Présentation de la chaire
Fernand Braudel est élu le 1er avril 1950 en tant que titulaire de la chaire Histoire de la civilisation moderne grâce à l’activité de l’historien Augustin Renaudet et du linguiste Marcel Bataillon. Le titulaire de cette chaire, selon ce dernier lorsqu’il défend simultanément le maintien de la chaire et la candidature de Braudel, devra s’attacher à décrire l’ « intrahistoire des hommes silencieux » et en effet, lors de sa leçon inaugurale prononcée le 1er décembre 1950, Braudel envisage de porter ses travaux sur trois axes : d’abord la responsabilité « redoutable mais exaltante » de l’historien qui doit se mêler à la vie contemporaine ; ensuite la poursuite d’une « grande histoire » qui intègre le destin des hommes singuliers ; enfin l’hommage à son maître Lucien Febvre à travers la reprise de quelques-unes de ses idées chères, notamment contre l’histoire événementielle réduite aux « grands hommes ».
Si Braudel souligne l’enrichissement apporté par les perspectives englobantes des rythmes économiques, des tensions sociales ou des conflits de races, il se méfie aussi des simplifications abusives et soutient que les hommes font l’histoire au même titre que l’histoire façonne le destin des hommes. C’est là qu’intervient un des déterminants de la vision de l’histoire selon lui, il s’agit de la différenciation des temporalités entre le temps des hommes et le temps des sociétés, ce dernier étant même doté de « mille vitesses, mille lenteurs ». Braudel développe alors l’idée de la « civilisation » dont l’histoire est lente et profonde et dont la définition est d’autant plus nécessaire que le monde traverse au XXe siècle une période de catastrophes et de destruction de symboles.
Braudel s’emploie alors, dans ses cours au Collège de France entre 1950 et 1972, à défricher la nouvelle histoire qui correspond à l’irruption des temps nouveaux en rassemblant une documentation économique, sociale et technique souvent inédite. Il participe d’ailleurs activement à la création, en remplacement d’une chaire de « Littérature latine du Moyen Âge », d’une chaire intitulée « Analyse des faits économiques et sociaux » dont l’objectif est d’utiliser les méthodes de l’histoire, de la géographie et de l’analyse en établissant des échanges permanents entre ces divers points de vue (novembre 1954).
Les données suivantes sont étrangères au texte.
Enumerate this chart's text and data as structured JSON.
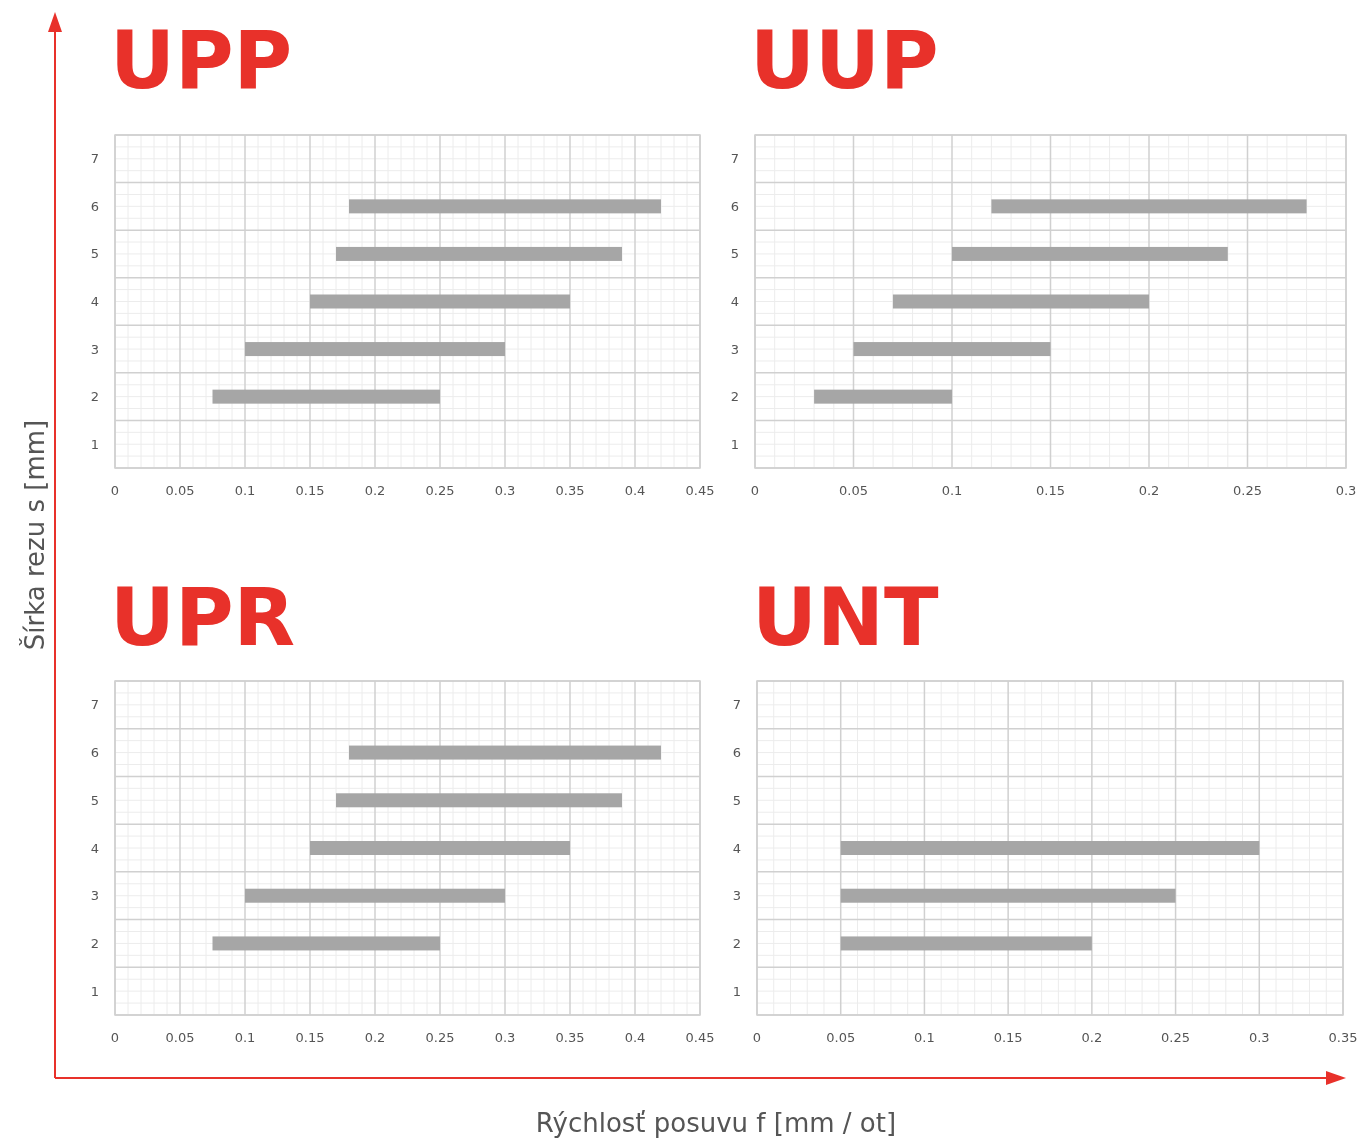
{
  "chart_data": [
    {
      "type": "bar",
      "orientation": "horizontal",
      "title": "UPP",
      "xlabel": "Rýchlosť posuvu f [mm / ot]",
      "ylabel": "Šírka rezu s [mm]",
      "categories": [
        "7",
        "6",
        "5",
        "4",
        "3",
        "2",
        "1"
      ],
      "xlim": [
        0,
        0.45
      ],
      "xticks": [
        0,
        0.05,
        0.1,
        0.15,
        0.2,
        0.25,
        0.3,
        0.35,
        0.4,
        0.45
      ],
      "grid": true,
      "series": [
        {
          "color": "#a6a6a6",
          "base": [
            null,
            0.18,
            0.17,
            0.15,
            0.1,
            0.075,
            null
          ],
          "values": [
            null,
            0.24,
            0.22,
            0.2,
            0.2,
            0.175,
            null
          ]
        }
      ]
    },
    {
      "type": "bar",
      "orientation": "horizontal",
      "title": "UUP",
      "categories": [
        "7",
        "6",
        "5",
        "4",
        "3",
        "2",
        "1"
      ],
      "xlim": [
        0,
        0.3
      ],
      "xticks": [
        0,
        0.05,
        0.1,
        0.15,
        0.2,
        0.25,
        0.3
      ],
      "grid": true,
      "series": [
        {
          "color": "#a6a6a6",
          "base": [
            null,
            0.12,
            0.1,
            0.07,
            0.05,
            0.03,
            null
          ],
          "values": [
            null,
            0.16,
            0.14,
            0.13,
            0.1,
            0.07,
            null
          ]
        }
      ]
    },
    {
      "type": "bar",
      "orientation": "horizontal",
      "title": "UPR",
      "categories": [
        "7",
        "6",
        "5",
        "4",
        "3",
        "2",
        "1"
      ],
      "xlim": [
        0,
        0.45
      ],
      "xticks": [
        0,
        0.05,
        0.1,
        0.15,
        0.2,
        0.25,
        0.3,
        0.35,
        0.4,
        0.45
      ],
      "grid": true,
      "series": [
        {
          "color": "#a6a6a6",
          "base": [
            null,
            0.18,
            0.17,
            0.15,
            0.1,
            0.075,
            null
          ],
          "values": [
            null,
            0.24,
            0.22,
            0.2,
            0.2,
            0.175,
            null
          ]
        }
      ]
    },
    {
      "type": "bar",
      "orientation": "horizontal",
      "title": "UNT",
      "categories": [
        "7",
        "6",
        "5",
        "4",
        "3",
        "2",
        "1"
      ],
      "xlim": [
        0,
        0.35
      ],
      "xticks": [
        0,
        0.05,
        0.1,
        0.15,
        0.2,
        0.25,
        0.3,
        0.35
      ],
      "grid": true,
      "series": [
        {
          "color": "#a6a6a6",
          "base": [
            null,
            null,
            null,
            0.05,
            0.05,
            0.05,
            null
          ],
          "values": [
            null,
            null,
            null,
            0.25,
            0.2,
            0.15,
            null
          ]
        }
      ]
    }
  ]
}
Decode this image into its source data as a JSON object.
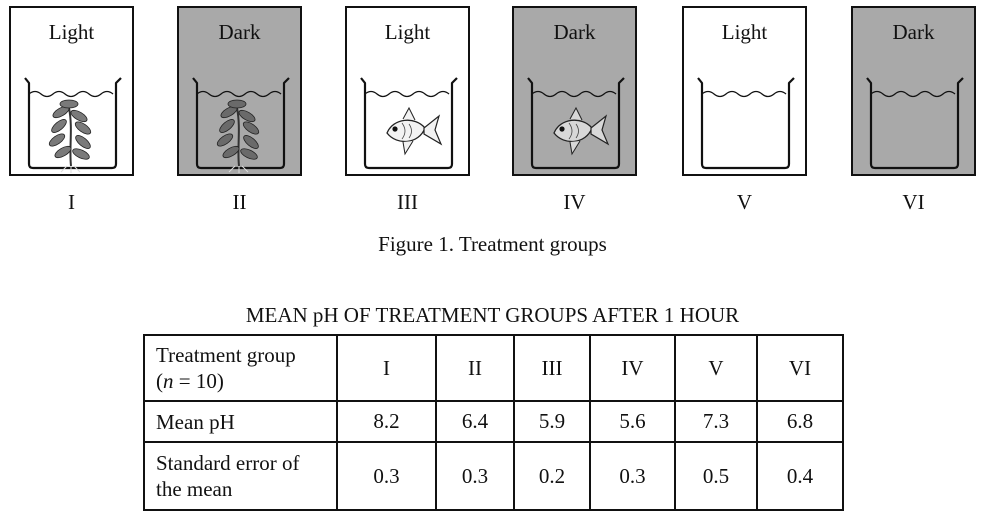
{
  "figure": {
    "panels": [
      {
        "condition": "Light",
        "label": "I",
        "contents": "aquatic plant",
        "shade": "light"
      },
      {
        "condition": "Dark",
        "label": "II",
        "contents": "aquatic plant",
        "shade": "dark"
      },
      {
        "condition": "Light",
        "label": "III",
        "contents": "goldfish",
        "shade": "light"
      },
      {
        "condition": "Dark",
        "label": "IV",
        "contents": "goldfish",
        "shade": "dark"
      },
      {
        "condition": "Light",
        "label": "V",
        "contents": "water only",
        "shade": "light"
      },
      {
        "condition": "Dark",
        "label": "VI",
        "contents": "water only",
        "shade": "dark"
      }
    ],
    "caption": "Figure 1. Treatment groups",
    "colors": {
      "dark_background": "#a9a9a9",
      "outline": "#111111"
    }
  },
  "table": {
    "title": "MEAN pH OF TREATMENT GROUPS AFTER 1 HOUR",
    "header": {
      "label_line1": "Treatment group",
      "label_n_prefix": "(",
      "label_n_var": "n",
      "label_n_suffix": " = 10)",
      "groups": [
        "I",
        "II",
        "III",
        "IV",
        "V",
        "VI"
      ]
    },
    "rows": [
      {
        "label": "Mean pH",
        "values": [
          "8.2",
          "6.4",
          "5.9",
          "5.6",
          "7.3",
          "6.8"
        ]
      },
      {
        "label_line1": "Standard error of",
        "label_line2": "the mean",
        "values": [
          "0.3",
          "0.3",
          "0.2",
          "0.3",
          "0.5",
          "0.4"
        ]
      }
    ]
  }
}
Braudel donne deux cours par semaine, les mercredis et vendredis (ou samedis) matin, et aborde des thématiques transversales : « destins européens » (1952-1953), « Le capitalisme moderne avant le XVIe siècle » (1954-1955), « Venise à la fin du XVe siècle et au début du XVIe siècle » (1956-1958), « Histoire de la vie matérielle du XIVe au XVIIIe siècle » (1959-1961), « Pour une histoire économique et sociale de la France au XVIe siècle » (1962-1966) ou encore « Le monde de 1550 à 1650 » (1967-1970) avant d’achever ses cours sur « Les grandes lignes de l’histoire de France » (1970-1972). Nul étonnement, en raison de l’ampleur des sujets, du caractère inédit des documents et de la brièveté des temps impartis que beaucoup de cours n’aient pu être menés à leur terme. Braudel essaie surtout de rassembler la documentation et de définir des lignes directrices en étudiant successivement des points de rencontre significatifs et en questionnant les disciplines. Les deux dernières années sont ainsi l’occasion de passer l’histoire de France au crible des nouvelles méthodes et des nouvelles problématiques du métier d’historien (géographie, langue, biologie, civilisation populaire, économie, politique).
Notice rédigée par Marc Verdure (Collège de France – Institut des Civilisations).